Smith’s stepfather also testified to his own contribution to Eric’s lack of self-esteem.

“Well, for quite a few years, I had a little hot temper myself,” he admitted.” There’s a lot of things I said: ‘Kick their butt up over their shoulders,’ ’sick and tired of their crap,’ ’sick and tired of you,’ ’swat them upside the head.’”

His parents’ way of helping their son was minimal at best.

“I just told him that he has to learn to stick up for himself,” his mother testified.

Evidence arose over the years that Smith’s stepsister, Stacy, was sexually abused by Ted Smith. “He molested me. I’d want to know if he was molested. There had been something bothering him. Sometimes I think he saw my stepdad’s face when he did it.” However there was no evidence that Smith was sexually abused. Smith himself told the parole board there was no abuse.

At least two residents, Marlene Heskell and Archie LeBaron, said they saw the boy -- who stands barely five feet tall -- kicked fiercely by his stepfather, a strapping six-footer. Mrs. Heskell's son Jason was Eric's friend; Eric often stayed overnight at the Heskell house. She said that "Eric has been through a lot. A lot of people here, deep down, feel he was driven to it." She was subpoenaed, but not called to testify.


Residents characterized Ted Smith as an aggressive, physical man who was embarrassed by his stepson, a failure both athletically and academically.

“After quite a few years of verbal abuse, and having been told that I’m nothing, I shut down my feelings so I wouldn’t feel the emotional pain which made me vulnerable and weak,” he told the board. “But the damage was done. I began to believe that I was nothing and a nobody. And my outlook on life was dark.

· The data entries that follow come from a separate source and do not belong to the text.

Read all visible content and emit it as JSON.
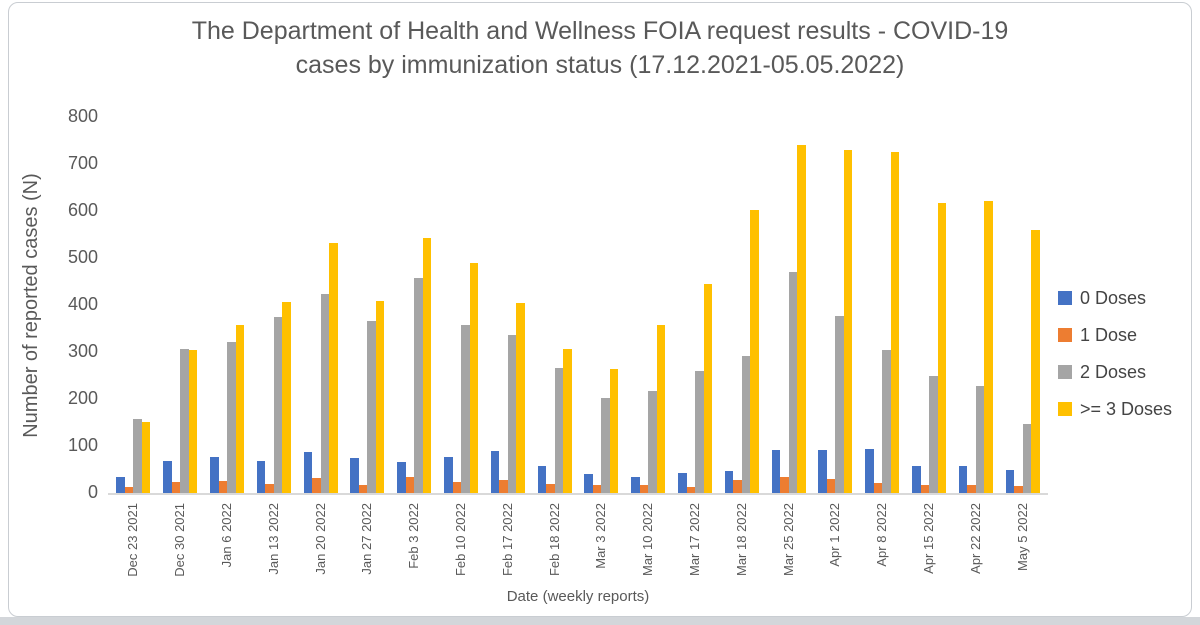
{
  "page": {
    "bottom_strip_color": "#d3d6da",
    "card_border_color": "#c9cdd2"
  },
  "chart_data": {
    "type": "bar",
    "title": "The Department of Health and Wellness FOIA request results - COVID-19 cases by immunization status (17.12.2021-05.05.2022)",
    "title_lines": [
      "The Department of Health and Wellness FOIA request results - COVID-19",
      "cases by immunization status (17.12.2021-05.05.2022)"
    ],
    "xlabel": "Date (weekly reports)",
    "ylabel": "Number of reported cases (N)",
    "ylim": [
      0,
      800
    ],
    "y_ticks": [
      800,
      700,
      600,
      500,
      400,
      300,
      200,
      100,
      0
    ],
    "grid": false,
    "legend_position": "right",
    "categories": [
      "Dec 23 2021",
      "Dec 30 2021",
      "Jan 6 2022",
      "Jan 13 2022",
      "Jan 20 2022",
      "Jan 27 2022",
      "Feb 3 2022",
      "Feb 10 2022",
      "Feb 17 2022",
      "Feb 18 2022",
      "Mar 3 2022",
      "Mar 10 2022",
      "Mar 17 2022",
      "Mar 18 2022",
      "Mar 25 2022",
      "Apr 1 2022",
      "Apr 8 2022",
      "Apr 15 2022",
      "Apr 22 2022",
      "May 5 2022"
    ],
    "series": [
      {
        "name": "0 Doses",
        "color": "#4472C4",
        "values": [
          34,
          68,
          76,
          68,
          87,
          74,
          66,
          76,
          89,
          57,
          40,
          34,
          42,
          46,
          91,
          92,
          93,
          57,
          58,
          48
        ]
      },
      {
        "name": "1 Dose",
        "color": "#ED7D31",
        "values": [
          13,
          23,
          25,
          20,
          31,
          18,
          35,
          24,
          28,
          19,
          17,
          16,
          13,
          27,
          34,
          30,
          21,
          17,
          18,
          14
        ]
      },
      {
        "name": "2 Doses",
        "color": "#A5A5A5",
        "values": [
          158,
          306,
          321,
          374,
          423,
          365,
          457,
          357,
          336,
          265,
          203,
          216,
          259,
          292,
          471,
          376,
          304,
          248,
          228,
          146
        ]
      },
      {
        "name": ">= 3 Doses",
        "color": "#FFC000",
        "values": [
          152,
          305,
          358,
          406,
          532,
          409,
          543,
          489,
          404,
          307,
          264,
          358,
          444,
          603,
          740,
          729,
          725,
          617,
          622,
          560
        ]
      }
    ]
  }
}
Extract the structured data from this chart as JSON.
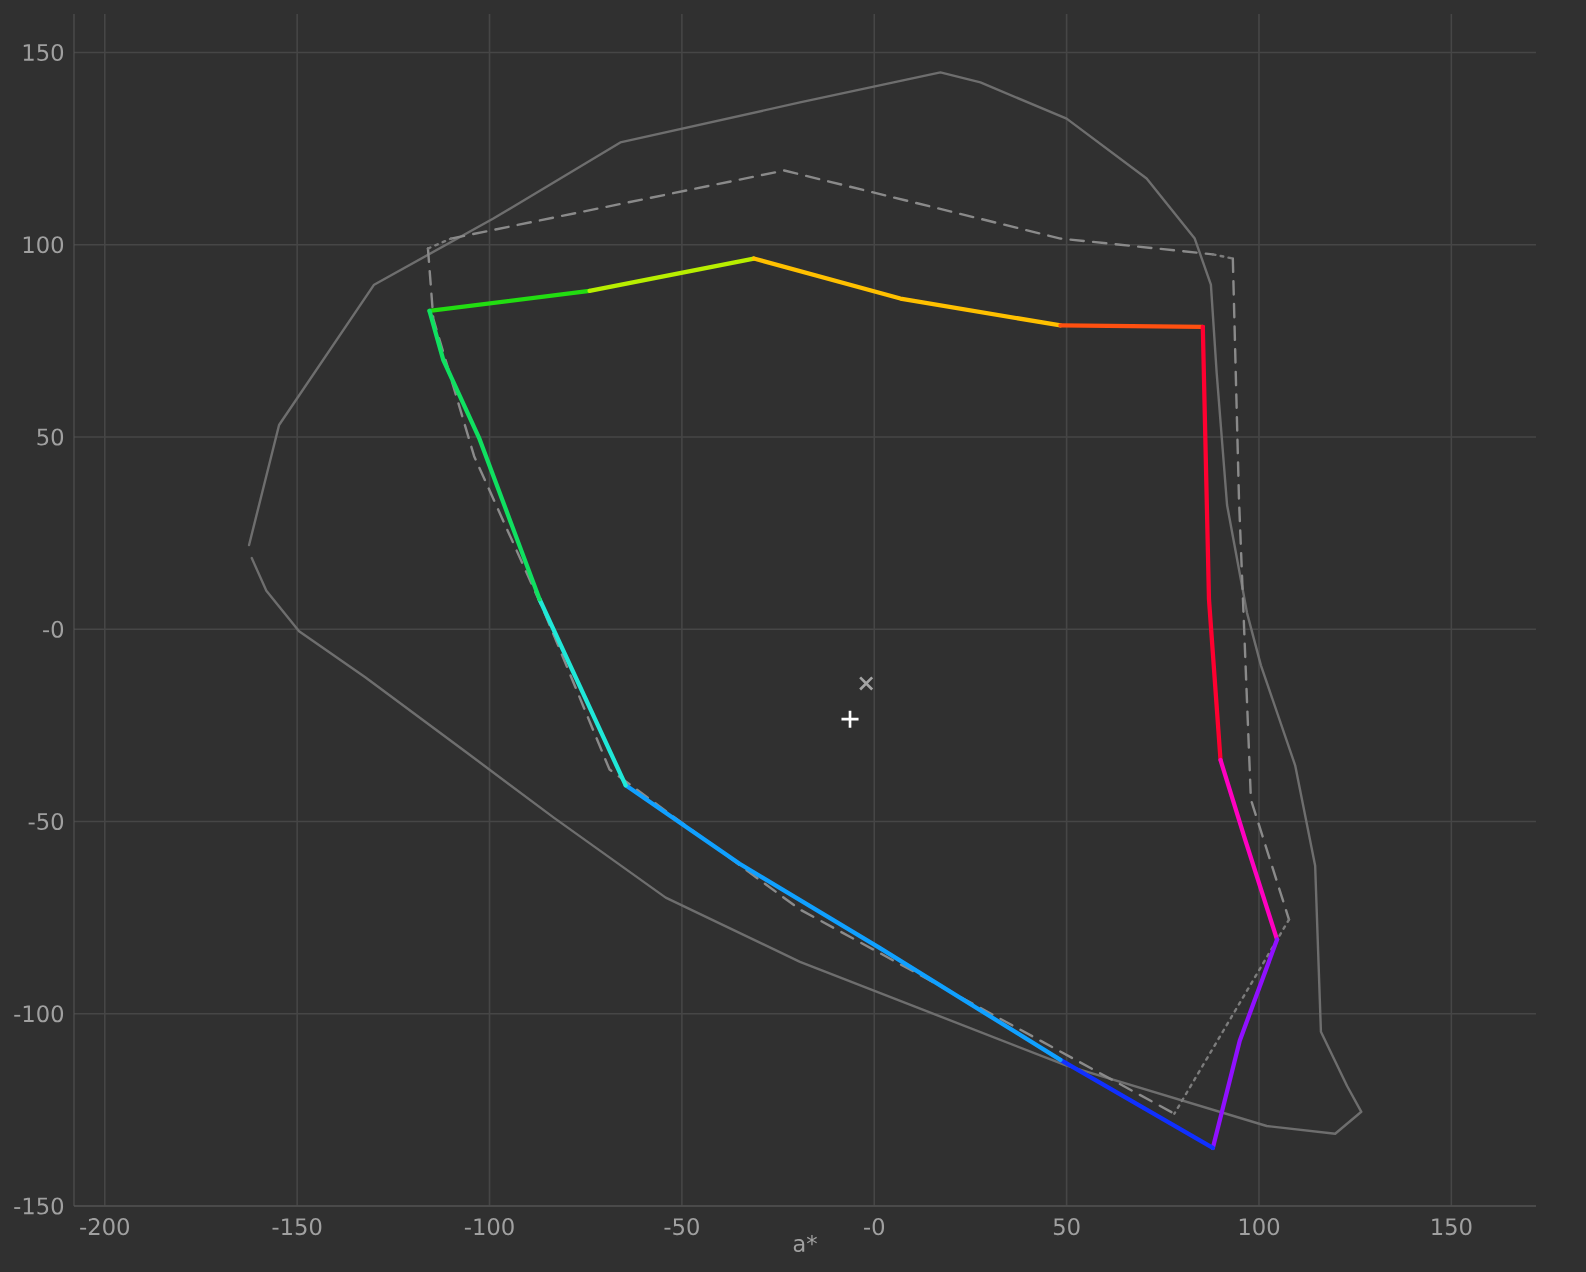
{
  "chart_data": {
    "type": "line",
    "xlabel": "a*",
    "xlim": [
      -208,
      172
    ],
    "ylim": [
      -150,
      160
    ],
    "xticks": [
      -200,
      -150,
      -100,
      -50,
      {
        "value": 0,
        "label": "-0"
      },
      50,
      100,
      150
    ],
    "yticks": [
      -150,
      -100,
      -50,
      {
        "value": 0,
        "label": "-0"
      },
      50,
      100,
      150
    ],
    "grid": true,
    "series": [
      {
        "color": "#6e6e6e",
        "line_style": "solid",
        "x": [
          -162.5,
          -154.7,
          -130,
          -99,
          -66,
          -19.3,
          17.2,
          27.6,
          50,
          70.8,
          83.3,
          87.5,
          89,
          91.7,
          96.9,
          100.5,
          109.4,
          114.6,
          116.1,
          122.9,
          126.6,
          119.8,
          102,
          50,
          -19.3,
          -54.2,
          -83.3,
          -106.3,
          -132.3,
          -149.5,
          -158,
          -161.8
        ],
        "values": [
          21.9,
          53.1,
          89.6,
          106.8,
          126.6,
          137,
          144.8,
          142.2,
          132.8,
          117.2,
          101.6,
          89.6,
          66.7,
          32.3,
          4.2,
          -9.4,
          -35.4,
          -61.5,
          -104.7,
          -118.8,
          -125.5,
          -131.2,
          -129.2,
          -113.5,
          -86.5,
          -69.8,
          -49,
          -31.8,
          -12.5,
          -0.5,
          10,
          18.5
        ]
      },
      {
        "color": "#8a8a8a",
        "line_style": "dashed",
        "x": [
          -110,
          -23.4,
          48.4,
          88,
          null,
          93.2,
          94.8,
          97.9,
          107.8,
          null,
          -116,
          -114.6,
          -104,
          -86,
          -68.8,
          -19.3,
          78
        ],
        "values": [
          101.6,
          119.3,
          101.6,
          97.5,
          null,
          96.4,
          33.9,
          -44.3,
          -75.5,
          null,
          99,
          80.7,
          45,
          5,
          -36.5,
          -72.9,
          -126
        ]
      },
      {
        "color": "#7c7c7c",
        "line_style": "dotted",
        "x": [
          -116,
          -110,
          null,
          88,
          93.2,
          null,
          107.8,
          78
        ],
        "values": [
          99,
          101.6,
          null,
          97.5,
          96.4,
          null,
          -75.5,
          -126
        ]
      },
      {
        "color": "#22dd11",
        "x": [
          -115.6,
          -74
        ],
        "values": [
          82.8,
          88
        ]
      },
      {
        "color": "#b8ee00",
        "x": [
          -74,
          -31.3
        ],
        "values": [
          88,
          96.4
        ]
      },
      {
        "color": "#ffc000",
        "x": [
          -31.3,
          6.8,
          48.4
        ],
        "values": [
          96.4,
          86,
          79
        ]
      },
      {
        "color": "#ff5010",
        "x": [
          48.4,
          85.4
        ],
        "values": [
          79,
          78.6
        ]
      },
      {
        "color": "#ff0030",
        "x": [
          85.4,
          87,
          90
        ],
        "values": [
          78.6,
          7.8,
          -34
        ]
      },
      {
        "color": "#ff00c0",
        "x": [
          90,
          96.4,
          104.7
        ],
        "values": [
          -34,
          -54.7,
          -80.7
        ]
      },
      {
        "color": "#9010ff",
        "x": [
          104.7,
          95,
          88
        ],
        "values": [
          -80.7,
          -107,
          -134.9
        ]
      },
      {
        "color": "#1030ff",
        "x": [
          88,
          48.4
        ],
        "values": [
          -134.9,
          -112
        ]
      },
      {
        "color": "#10a0ff",
        "x": [
          48.4,
          1.6,
          -35,
          -64.6
        ],
        "values": [
          -112,
          -83,
          -61,
          -40.6
        ]
      },
      {
        "color": "#20e8d8",
        "x": [
          -64.6,
          -87
        ],
        "values": [
          -40.6,
          7.8
        ]
      },
      {
        "color": "#10e060",
        "x": [
          -87,
          -102.6,
          -112,
          -115.6
        ],
        "values": [
          7.8,
          49.5,
          70,
          82.8
        ]
      },
      {
        "type": "scatter",
        "marker": "cross",
        "color": "#a4a4a4",
        "x": [
          -2.1
        ],
        "values": [
          -14.1
        ]
      },
      {
        "type": "scatter",
        "marker": "plus",
        "color": "#ffffff",
        "x": [
          -6.3
        ],
        "values": [
          -23.4
        ]
      }
    ]
  }
}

“I felt that when I went to school I was going to hell because that’s what it was for me. It was hell.”

His first targets for revenge were animals. Smith strangled a neighbor’s cat, drowned birds he caught, and shot at dogs with a BB gun.

The years of cruelty produced a young man who suffered from “intermittent explosive disorder,” an impulse control disorder that, as it implies, results in an inability to rein in one’s angry emotional responses. Some research has shown that a brain chemical called serotonin plays a role in causing or enhancing this disorder.